Her skin was torn and bleeding. She was knocked to her knees by striking blows from behind. She was nearly ready to give up and die when a voice thundered over her.
“Rise, Daughter! Rise and battle on. You are not alone!”
She opened her eyes, already dimming with approaching death, and saw her lord, the Lord of the Nexus.
He came like a god, wielding balls of flame. He stood protectively over her until she regained her feet. He gave her his hand, gnarled and wrinkled but beautiful to her, for it brought her not only life but hope and renewed courage. Together they fought until the Labyrinth was forced to retreat. The birds—those that survived—flapped away with shrill squawks of disappointment.
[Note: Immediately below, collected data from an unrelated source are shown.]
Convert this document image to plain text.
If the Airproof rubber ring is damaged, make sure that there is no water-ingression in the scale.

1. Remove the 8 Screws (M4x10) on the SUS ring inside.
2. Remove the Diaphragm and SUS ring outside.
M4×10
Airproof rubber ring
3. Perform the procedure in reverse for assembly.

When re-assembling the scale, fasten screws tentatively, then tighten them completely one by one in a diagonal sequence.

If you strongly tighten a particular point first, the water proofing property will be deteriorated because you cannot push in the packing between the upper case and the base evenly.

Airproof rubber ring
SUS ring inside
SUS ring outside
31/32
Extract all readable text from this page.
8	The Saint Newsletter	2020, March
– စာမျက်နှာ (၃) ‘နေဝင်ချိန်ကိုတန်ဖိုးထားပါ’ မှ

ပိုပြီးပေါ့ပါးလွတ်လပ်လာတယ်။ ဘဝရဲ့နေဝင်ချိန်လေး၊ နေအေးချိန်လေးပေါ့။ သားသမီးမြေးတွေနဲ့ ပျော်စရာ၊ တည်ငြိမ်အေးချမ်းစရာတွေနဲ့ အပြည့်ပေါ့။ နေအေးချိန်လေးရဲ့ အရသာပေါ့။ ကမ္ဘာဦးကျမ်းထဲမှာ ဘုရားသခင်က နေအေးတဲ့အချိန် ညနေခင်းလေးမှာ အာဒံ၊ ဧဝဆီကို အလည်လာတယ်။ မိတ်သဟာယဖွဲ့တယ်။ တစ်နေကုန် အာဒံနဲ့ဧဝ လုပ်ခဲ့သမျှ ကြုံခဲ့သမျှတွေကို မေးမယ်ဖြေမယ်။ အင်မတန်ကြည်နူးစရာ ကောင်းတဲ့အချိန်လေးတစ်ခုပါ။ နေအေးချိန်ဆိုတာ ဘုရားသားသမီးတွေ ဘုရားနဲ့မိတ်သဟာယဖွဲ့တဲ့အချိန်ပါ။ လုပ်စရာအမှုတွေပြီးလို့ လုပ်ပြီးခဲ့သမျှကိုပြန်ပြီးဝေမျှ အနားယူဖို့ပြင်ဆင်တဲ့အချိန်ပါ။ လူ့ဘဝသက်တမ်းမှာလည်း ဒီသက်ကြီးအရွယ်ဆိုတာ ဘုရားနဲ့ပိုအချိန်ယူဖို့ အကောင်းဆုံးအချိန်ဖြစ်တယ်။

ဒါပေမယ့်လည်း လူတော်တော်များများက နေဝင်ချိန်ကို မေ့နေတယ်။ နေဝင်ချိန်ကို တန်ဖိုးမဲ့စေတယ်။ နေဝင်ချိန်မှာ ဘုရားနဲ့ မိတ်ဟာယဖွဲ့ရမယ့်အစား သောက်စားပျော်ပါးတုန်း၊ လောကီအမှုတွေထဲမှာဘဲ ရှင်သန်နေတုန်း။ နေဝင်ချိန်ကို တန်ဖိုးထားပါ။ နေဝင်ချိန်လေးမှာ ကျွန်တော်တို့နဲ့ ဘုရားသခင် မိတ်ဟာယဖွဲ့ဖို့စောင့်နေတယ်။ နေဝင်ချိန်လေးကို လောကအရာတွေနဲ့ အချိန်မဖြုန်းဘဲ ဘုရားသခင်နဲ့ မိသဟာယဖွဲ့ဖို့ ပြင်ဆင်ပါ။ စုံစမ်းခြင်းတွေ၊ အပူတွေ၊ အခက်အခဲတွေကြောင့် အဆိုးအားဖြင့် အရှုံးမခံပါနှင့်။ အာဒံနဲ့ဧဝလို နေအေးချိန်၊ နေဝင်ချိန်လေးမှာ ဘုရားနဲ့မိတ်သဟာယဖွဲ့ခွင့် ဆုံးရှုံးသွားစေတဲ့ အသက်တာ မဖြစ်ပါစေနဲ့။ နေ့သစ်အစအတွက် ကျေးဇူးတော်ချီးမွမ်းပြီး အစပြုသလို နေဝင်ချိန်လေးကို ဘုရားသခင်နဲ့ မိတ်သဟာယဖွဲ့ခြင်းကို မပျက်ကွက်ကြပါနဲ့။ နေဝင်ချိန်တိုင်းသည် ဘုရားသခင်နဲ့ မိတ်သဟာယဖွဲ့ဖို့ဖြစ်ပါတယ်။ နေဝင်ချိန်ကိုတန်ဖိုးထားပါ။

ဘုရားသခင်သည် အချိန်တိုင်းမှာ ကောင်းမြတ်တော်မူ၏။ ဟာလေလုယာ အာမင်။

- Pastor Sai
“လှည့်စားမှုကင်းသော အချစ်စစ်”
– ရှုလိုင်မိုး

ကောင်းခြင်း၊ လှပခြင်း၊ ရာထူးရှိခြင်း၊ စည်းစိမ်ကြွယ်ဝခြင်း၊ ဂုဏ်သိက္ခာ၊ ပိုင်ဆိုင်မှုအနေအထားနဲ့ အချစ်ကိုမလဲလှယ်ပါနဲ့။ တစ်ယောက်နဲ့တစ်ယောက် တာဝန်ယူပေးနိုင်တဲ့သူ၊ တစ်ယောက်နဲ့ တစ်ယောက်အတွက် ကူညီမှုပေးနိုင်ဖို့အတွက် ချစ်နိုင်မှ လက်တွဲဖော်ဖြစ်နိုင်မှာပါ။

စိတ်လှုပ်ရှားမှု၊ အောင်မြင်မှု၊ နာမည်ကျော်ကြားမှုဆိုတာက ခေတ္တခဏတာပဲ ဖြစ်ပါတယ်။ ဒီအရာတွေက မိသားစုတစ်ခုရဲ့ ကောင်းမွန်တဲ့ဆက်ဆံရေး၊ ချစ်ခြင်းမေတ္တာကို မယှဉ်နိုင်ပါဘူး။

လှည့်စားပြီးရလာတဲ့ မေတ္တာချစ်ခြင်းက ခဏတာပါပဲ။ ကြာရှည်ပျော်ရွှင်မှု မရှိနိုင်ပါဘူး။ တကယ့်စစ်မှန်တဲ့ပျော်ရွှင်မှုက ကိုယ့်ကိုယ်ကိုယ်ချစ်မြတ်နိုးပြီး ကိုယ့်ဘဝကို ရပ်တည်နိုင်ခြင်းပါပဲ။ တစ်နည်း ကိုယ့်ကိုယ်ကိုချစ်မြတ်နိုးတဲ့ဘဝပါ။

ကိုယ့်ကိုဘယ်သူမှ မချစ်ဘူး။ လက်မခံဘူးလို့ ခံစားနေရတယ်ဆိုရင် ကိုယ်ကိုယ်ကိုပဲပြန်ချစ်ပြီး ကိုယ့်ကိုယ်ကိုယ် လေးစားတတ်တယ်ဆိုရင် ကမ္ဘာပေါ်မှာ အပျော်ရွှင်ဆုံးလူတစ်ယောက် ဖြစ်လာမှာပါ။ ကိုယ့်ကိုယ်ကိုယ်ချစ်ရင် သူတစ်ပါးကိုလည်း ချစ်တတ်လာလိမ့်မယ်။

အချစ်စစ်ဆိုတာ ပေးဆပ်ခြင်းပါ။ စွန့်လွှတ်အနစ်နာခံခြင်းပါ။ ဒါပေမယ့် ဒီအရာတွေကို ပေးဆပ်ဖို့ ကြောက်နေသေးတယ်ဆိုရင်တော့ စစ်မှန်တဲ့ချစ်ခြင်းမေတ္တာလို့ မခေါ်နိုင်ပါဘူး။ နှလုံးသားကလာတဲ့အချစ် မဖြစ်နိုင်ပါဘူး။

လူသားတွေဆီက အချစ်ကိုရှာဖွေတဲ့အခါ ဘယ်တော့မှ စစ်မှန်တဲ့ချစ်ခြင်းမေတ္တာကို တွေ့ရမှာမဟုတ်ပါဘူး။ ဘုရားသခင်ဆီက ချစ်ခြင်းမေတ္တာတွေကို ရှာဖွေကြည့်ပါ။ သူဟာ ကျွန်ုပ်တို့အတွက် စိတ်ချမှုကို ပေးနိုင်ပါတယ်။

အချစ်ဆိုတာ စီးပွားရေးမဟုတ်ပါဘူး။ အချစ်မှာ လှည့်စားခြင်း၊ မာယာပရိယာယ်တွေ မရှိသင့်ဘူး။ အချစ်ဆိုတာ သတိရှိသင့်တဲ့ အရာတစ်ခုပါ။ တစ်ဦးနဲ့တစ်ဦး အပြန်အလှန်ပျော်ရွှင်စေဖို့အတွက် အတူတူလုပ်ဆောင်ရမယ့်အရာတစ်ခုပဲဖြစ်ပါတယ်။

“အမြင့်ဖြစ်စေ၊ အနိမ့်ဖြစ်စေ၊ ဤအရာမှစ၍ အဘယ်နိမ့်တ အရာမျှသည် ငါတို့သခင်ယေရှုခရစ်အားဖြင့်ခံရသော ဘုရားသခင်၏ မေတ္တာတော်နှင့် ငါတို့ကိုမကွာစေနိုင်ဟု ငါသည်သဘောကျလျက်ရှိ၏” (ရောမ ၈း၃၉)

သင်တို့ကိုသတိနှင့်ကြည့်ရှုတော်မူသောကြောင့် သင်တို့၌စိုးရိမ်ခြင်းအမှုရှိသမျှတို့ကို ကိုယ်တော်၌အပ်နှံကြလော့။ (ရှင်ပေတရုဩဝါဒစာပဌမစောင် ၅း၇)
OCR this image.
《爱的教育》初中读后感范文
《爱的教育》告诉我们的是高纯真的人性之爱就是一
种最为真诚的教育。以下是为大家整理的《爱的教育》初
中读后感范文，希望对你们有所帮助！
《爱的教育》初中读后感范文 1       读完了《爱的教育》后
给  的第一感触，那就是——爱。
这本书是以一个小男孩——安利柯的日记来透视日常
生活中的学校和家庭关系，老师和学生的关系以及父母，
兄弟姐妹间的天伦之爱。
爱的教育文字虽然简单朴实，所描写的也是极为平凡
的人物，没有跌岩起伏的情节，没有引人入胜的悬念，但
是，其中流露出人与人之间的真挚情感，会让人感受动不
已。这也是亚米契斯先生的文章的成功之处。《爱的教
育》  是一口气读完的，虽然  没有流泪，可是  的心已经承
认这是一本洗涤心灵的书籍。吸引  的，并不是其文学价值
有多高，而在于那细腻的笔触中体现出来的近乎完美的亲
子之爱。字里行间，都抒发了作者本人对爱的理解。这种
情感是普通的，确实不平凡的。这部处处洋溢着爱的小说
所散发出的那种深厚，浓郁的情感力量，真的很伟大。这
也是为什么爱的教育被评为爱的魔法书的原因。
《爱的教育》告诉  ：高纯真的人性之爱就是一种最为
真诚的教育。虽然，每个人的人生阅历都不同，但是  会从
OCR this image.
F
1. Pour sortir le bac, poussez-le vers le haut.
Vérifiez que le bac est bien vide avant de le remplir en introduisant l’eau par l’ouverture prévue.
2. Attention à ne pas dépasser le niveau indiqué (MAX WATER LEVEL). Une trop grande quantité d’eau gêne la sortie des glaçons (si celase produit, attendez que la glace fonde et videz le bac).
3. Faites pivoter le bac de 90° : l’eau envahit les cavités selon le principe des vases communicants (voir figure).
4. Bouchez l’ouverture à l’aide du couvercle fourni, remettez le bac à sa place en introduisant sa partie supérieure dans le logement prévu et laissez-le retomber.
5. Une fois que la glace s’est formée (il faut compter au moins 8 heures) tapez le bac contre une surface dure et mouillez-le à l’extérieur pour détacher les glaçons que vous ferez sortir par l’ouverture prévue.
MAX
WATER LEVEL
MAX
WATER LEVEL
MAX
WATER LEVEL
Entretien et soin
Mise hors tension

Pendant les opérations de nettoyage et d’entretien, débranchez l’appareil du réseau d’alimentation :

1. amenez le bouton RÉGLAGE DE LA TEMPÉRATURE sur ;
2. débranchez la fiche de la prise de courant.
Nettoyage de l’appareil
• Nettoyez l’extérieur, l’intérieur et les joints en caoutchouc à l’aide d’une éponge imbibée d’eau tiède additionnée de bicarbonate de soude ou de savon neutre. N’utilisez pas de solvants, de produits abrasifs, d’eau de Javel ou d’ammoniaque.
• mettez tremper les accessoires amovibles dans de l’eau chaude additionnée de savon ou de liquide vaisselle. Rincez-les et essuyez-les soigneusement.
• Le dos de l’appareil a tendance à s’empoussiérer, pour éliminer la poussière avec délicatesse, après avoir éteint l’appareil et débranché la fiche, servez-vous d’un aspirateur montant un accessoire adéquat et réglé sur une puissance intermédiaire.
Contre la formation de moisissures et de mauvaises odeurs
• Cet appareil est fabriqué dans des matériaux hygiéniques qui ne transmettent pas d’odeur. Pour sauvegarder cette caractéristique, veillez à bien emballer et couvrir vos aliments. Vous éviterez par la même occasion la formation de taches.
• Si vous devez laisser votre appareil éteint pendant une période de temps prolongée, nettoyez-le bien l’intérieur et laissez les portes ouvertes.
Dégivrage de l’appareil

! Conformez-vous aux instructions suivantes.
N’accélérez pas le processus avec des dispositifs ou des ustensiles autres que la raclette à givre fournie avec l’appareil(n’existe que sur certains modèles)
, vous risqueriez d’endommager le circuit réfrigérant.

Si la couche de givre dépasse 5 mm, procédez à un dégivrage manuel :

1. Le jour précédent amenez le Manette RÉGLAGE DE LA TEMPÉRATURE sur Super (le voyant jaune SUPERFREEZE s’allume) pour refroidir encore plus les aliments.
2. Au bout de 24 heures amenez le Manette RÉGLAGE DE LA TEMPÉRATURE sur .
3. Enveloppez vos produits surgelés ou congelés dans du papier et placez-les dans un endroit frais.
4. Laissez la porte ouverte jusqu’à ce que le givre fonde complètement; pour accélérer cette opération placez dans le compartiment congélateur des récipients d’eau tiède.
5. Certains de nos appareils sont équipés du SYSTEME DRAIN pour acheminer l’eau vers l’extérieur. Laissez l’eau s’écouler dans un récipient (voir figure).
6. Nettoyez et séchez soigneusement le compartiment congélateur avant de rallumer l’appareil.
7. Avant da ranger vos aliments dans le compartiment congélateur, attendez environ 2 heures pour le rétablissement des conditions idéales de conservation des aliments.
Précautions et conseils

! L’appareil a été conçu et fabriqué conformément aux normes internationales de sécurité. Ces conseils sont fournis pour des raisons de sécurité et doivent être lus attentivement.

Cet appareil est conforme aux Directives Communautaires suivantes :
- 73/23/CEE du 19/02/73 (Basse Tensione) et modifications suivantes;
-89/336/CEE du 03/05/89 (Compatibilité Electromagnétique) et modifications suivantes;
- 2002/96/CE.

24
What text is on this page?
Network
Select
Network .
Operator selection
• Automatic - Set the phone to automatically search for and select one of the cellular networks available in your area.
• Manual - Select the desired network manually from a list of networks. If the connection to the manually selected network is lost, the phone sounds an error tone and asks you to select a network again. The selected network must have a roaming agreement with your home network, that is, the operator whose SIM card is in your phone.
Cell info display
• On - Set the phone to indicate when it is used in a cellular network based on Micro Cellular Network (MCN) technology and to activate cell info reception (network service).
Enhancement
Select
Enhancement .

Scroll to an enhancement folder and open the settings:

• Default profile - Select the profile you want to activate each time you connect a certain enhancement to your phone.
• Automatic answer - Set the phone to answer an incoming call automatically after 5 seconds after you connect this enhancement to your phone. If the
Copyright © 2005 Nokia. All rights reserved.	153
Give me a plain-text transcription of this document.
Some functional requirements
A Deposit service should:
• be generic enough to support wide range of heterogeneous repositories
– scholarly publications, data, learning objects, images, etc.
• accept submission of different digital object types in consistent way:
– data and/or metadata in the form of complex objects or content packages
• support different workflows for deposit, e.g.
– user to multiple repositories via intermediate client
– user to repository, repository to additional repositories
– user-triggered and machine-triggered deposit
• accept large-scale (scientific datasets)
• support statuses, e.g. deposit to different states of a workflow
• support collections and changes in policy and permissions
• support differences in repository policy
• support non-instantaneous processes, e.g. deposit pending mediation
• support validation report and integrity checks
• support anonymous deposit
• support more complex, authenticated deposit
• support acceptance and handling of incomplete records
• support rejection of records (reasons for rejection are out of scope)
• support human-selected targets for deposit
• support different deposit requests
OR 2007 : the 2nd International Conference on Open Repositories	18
Marit fell then. The Lord of the Nexus lifted her in his strong arms and bore her through the Final Gate, carried her to freedom.
“I pledge you my life, Lord,” she whispered to him, her last words before she lost consciousness. “Always … forever …”
He had smiled. The lord had heard many such pledges, knew that they would all be redeemed. Marit had been
chosen to travel to Abarrach by her lord. She was just one of many Patryns he’d brought with him, all of whom would be willing to give their lives for the man who had given life to them.
Approaching the study now, Marit was disturbed to see a lazar wandering the halls outside. At first, she thought it was Kleitus and was about to order him off. Admittedly the castle had once been his. But the lazar had no business here. Closer examination, which Marit made with extreme repugnance, revealed this lazar to be the one she had sent to serve her lord in the dungeons. What was it doing here? If she could have supposed such a thing possible, she would have said the lazar was lingering in the halls, listening to the voices that came through the closed door.
Marit was about to order it to be gone, when another voice—the eerie echoing voice of another lazar—forestalled her words.
“Jonathon!” Kleitus came shambling along the corridor. “I heard the Patryn lord raging over his failure to raise the dead. It occurred to me that you might have had something to do with that. I was right, it seems.”
“It seems …” The echo was mournful.
They were both speaking Sartan, a language Marit found uncomfortable and disturbing to hear, but one she understood. She backed into the shadows, hoping to learn something to her lord’s advantage.
The lazar called Jonathon slowly turned. “I could give you the same peace I gave Samah, Kleitus.”
The Dynast laughed, a terrible sound, made awful by the echo. It wailed in despair. “Yes, I’m certain you would gladly reduce me to dust!” The corpse’s bluish-white hands flexed, long-nailed fingers twitched. “Consign me to oblivion!”
“
Not
oblivion,” Jonathon corrected. “Freedom.” His gentle voice and its soft echo coincided with the despairing echo of Kleitus, producing a sad, yet harmonic note.